The unions USTEC, ASPEPC, and CGT have submitted to the Departament d'Educació a unified negotiation framework that excludes CCOO and UGT and sets a condition for returning to the table: that the ministry accepts this document as a working basis. The proposal specifies a monthly raise of 478 euros for the teaching staff and 544 euros for secondary school teachers.
The paradox of the negotiation appears in the text itself. While the union pressure from recent mobilizations had placed inclusive education among the main demands, the joint document details the salary block and barely formulates demands on ratios, staffing, and curricula in a generic way. In fact, the term "inclusive" does not appear in the agreement.
USTEC threatened to leave if no figures were put on salaries
The Departament d'Educació requested in the meeting that the remuneration issue be addressed with concrete numbers. USTEC, the majority union, then increased the pressure on the negotiation with a direct warning to the ministry.
"If we do not address the remuneration issue with figures tomorrow, we will not continue here" - USTEC, the majority union
The salary proposal also includes a guarantee clause linked to the CPI, compensation for overtime, night work, and camp activities, and an improvement in the bonus paid to digital coordinators.
One hour after the start of the meeting, CGT left the meeting considering that the conversation remained focused on inclusive education and not on salaries. Even so, the union keeps open the possibility of returning.
The framework presented by USTEC, ASPEPC, and CGT organizes the negotiation into three blocks. The first is the salary block, and it is the only one that appears developed in detail, while the rest brings together broader demands on school organization and curriculum.
The request for 6,400 positions clashes with the 2,405 offered by Educació
In terms of personnel, the union's counterproposal claims 6,400 new positions. The department's latest offer was 2,405 staff, and 56.05% of these new hires were intended to strengthen inclusive education.

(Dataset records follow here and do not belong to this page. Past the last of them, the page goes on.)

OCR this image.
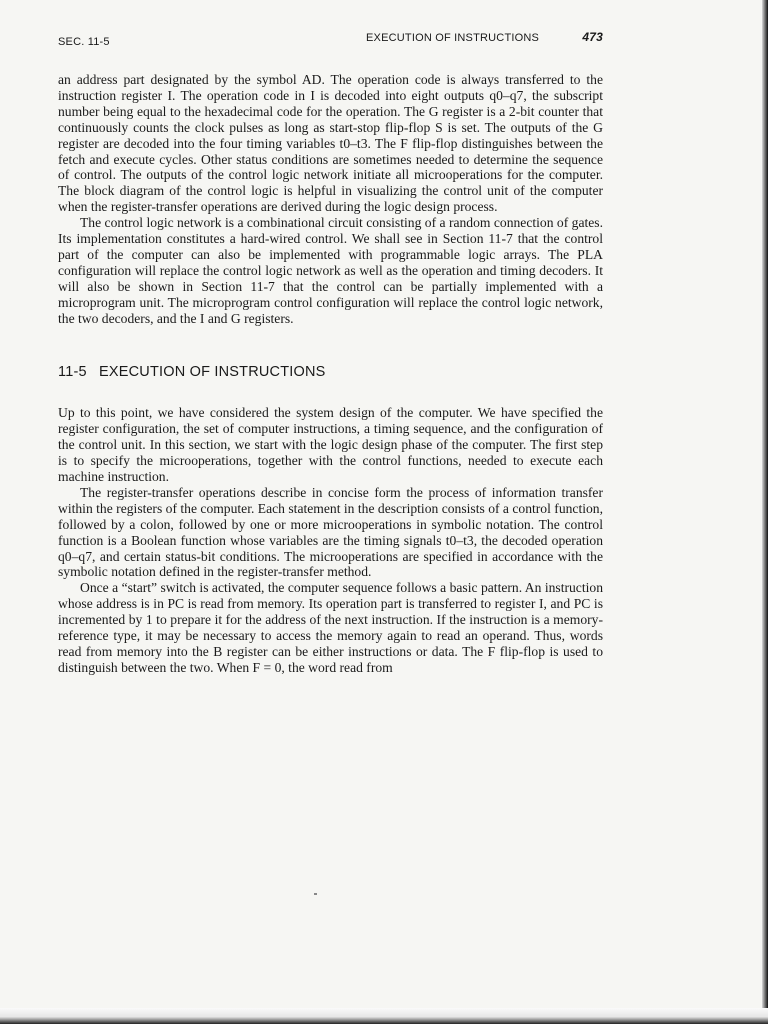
SEC. 11-5	EXECUTION OF INSTRUCTIONS	473

an address part designated by the symbol AD. The operation code is always transferred to the instruction register I. The operation code in I is decoded into eight outputs q0–q7, the subscript number being equal to the hexadecimal code for the operation. The G register is a 2-bit counter that continuously counts the clock pulses as long as start-stop flip-flop S is set. The outputs of the G register are decoded into the four timing variables t0–t3. The F flip-flop distinguishes between the fetch and execute cycles. Other status conditions are sometimes needed to determine the sequence of control. The outputs of the control logic network initiate all microoperations for the computer. The block diagram of the control logic is helpful in visualizing the control unit of the computer when the register-transfer operations are derived during the logic design process.

The control logic network is a combinational circuit consisting of a random connection of gates. Its implementation constitutes a hard-wired control. We shall see in Section 11-7 that the control part of the computer can also be implemented with programmable logic arrays. The PLA configuration will replace the control logic network as well as the operation and timing decoders. It will also be shown in Section 11-7 that the control can be partially implemented with a microprogram unit. The microprogram control configuration will replace the control logic network, the two decoders, and the I and G registers.

11-5 EXECUTION OF INSTRUCTIONS

Up to this point, we have considered the system design of the computer. We have specified the register configuration, the set of computer instructions, a timing sequence, and the configuration of the control unit. In this section, we start with the logic design phase of the computer. The first step is to specify the microoperations, together with the control functions, needed to execute each machine instruction.

The register-transfer operations describe in concise form the process of information transfer within the registers of the computer. Each statement in the description consists of a control function, followed by a colon, followed by one or more microoperations in symbolic notation. The control function is a Boolean function whose variables are the timing signals t0–t3, the decoded operation q0–q7, and certain status-bit conditions. The microoperations are specified in accordance with the symbolic notation defined in the register-transfer method.

Once a “start” switch is activated, the computer sequence follows a basic pattern. An instruction whose address is in PC is read from memory. Its operation part is transferred to register I, and PC is incremented by 1 to prepare it for the address of the next instruction. If the instruction is a memory-reference type, it may be necessary to access the memory again to read an operand. Thus, words read from memory into the B register can be either instructions or data. The F flip-flop is used to distinguish between the two. When F = 0, the word read from
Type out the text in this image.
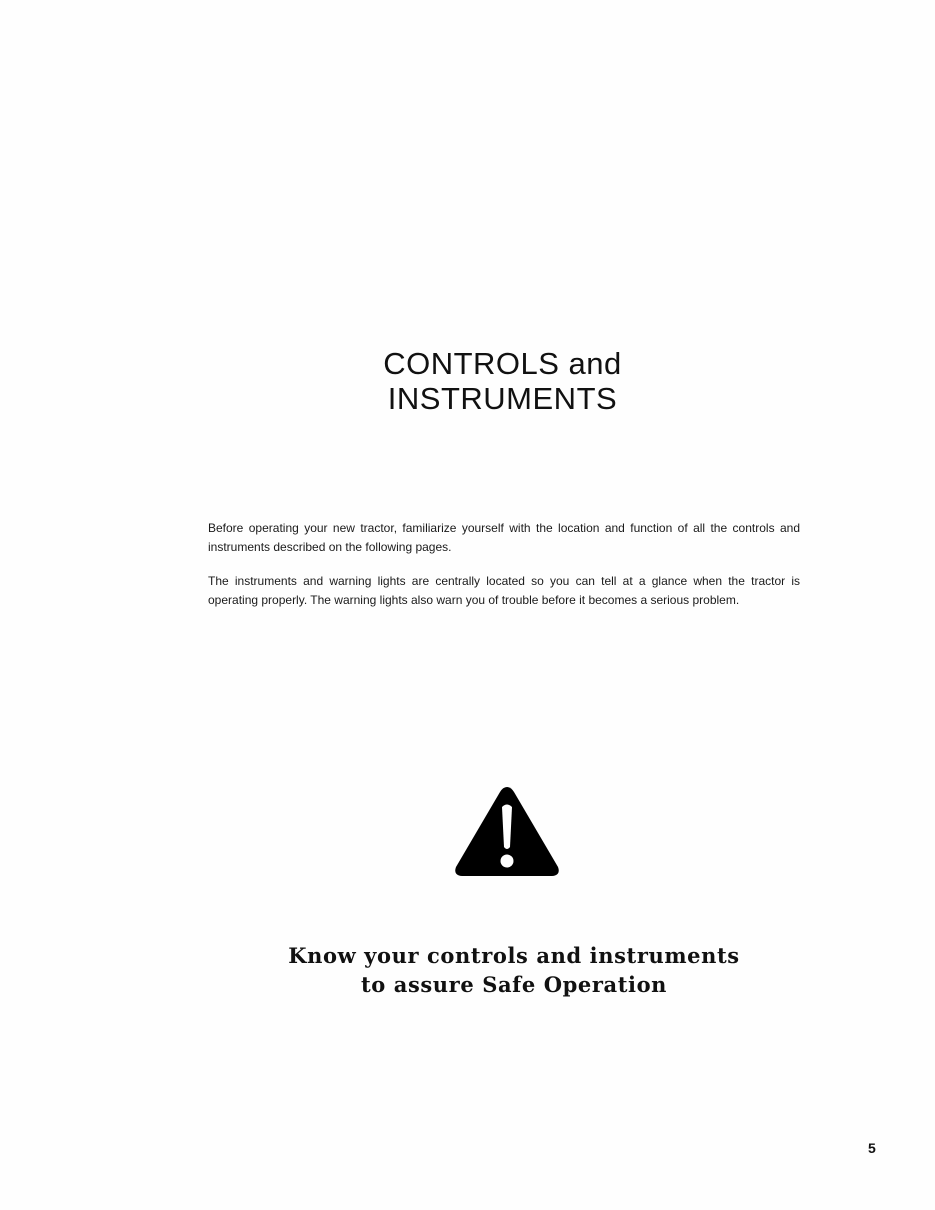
CONTROLS and
INSTRUMENTS

Before operating your new tractor, familiarize yourself with the location and function of all the controls and instruments described on the following pages.

The instruments and warning lights are centrally located so you can tell at a glance when the tractor is operating properly. The warning lights also warn you of trouble before it becomes a serious problem.

Know your controls and instruments

to assure Safe Operation

5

The second point of the agreement adds the review of ratios, the commitment not to close public schools, the reclassification of educational support staff, and the internalization of resources.
In the curricular block, unions demand that any change be negotiated with the social party. They also ask to halt the reform of the baccalaureate curriculum to undo the fusion of sciences, agree on a new timetable, and review the decree on basic education.
Inclusive schooling divides signatories and strains the union front
The absence of explicit references to inclusive schooling in the document coincides with opposing positions among the organizations that subscribe to it. ASPEPC rejects this model and calls it a scam.
Faced with this position, the Ciutadana Platform for Inclusive Schooling, with the support of aFFaC, denounced that ASPEPC's statements against the presence of students with disabilities in ordinary classrooms foster hatred and discrimination.
USTEC maintains a different line within the same negotiating front. The union advocates for a shock plan for inclusive schooling with specialist technicians per classroom, social integration technicians per center, and reception classrooms starting from the 2026-2027 academic year.
CGT Ensenyament also places this point among its conditions and maintains that providing more resources for inclusive schooling is a red line for signing any agreement.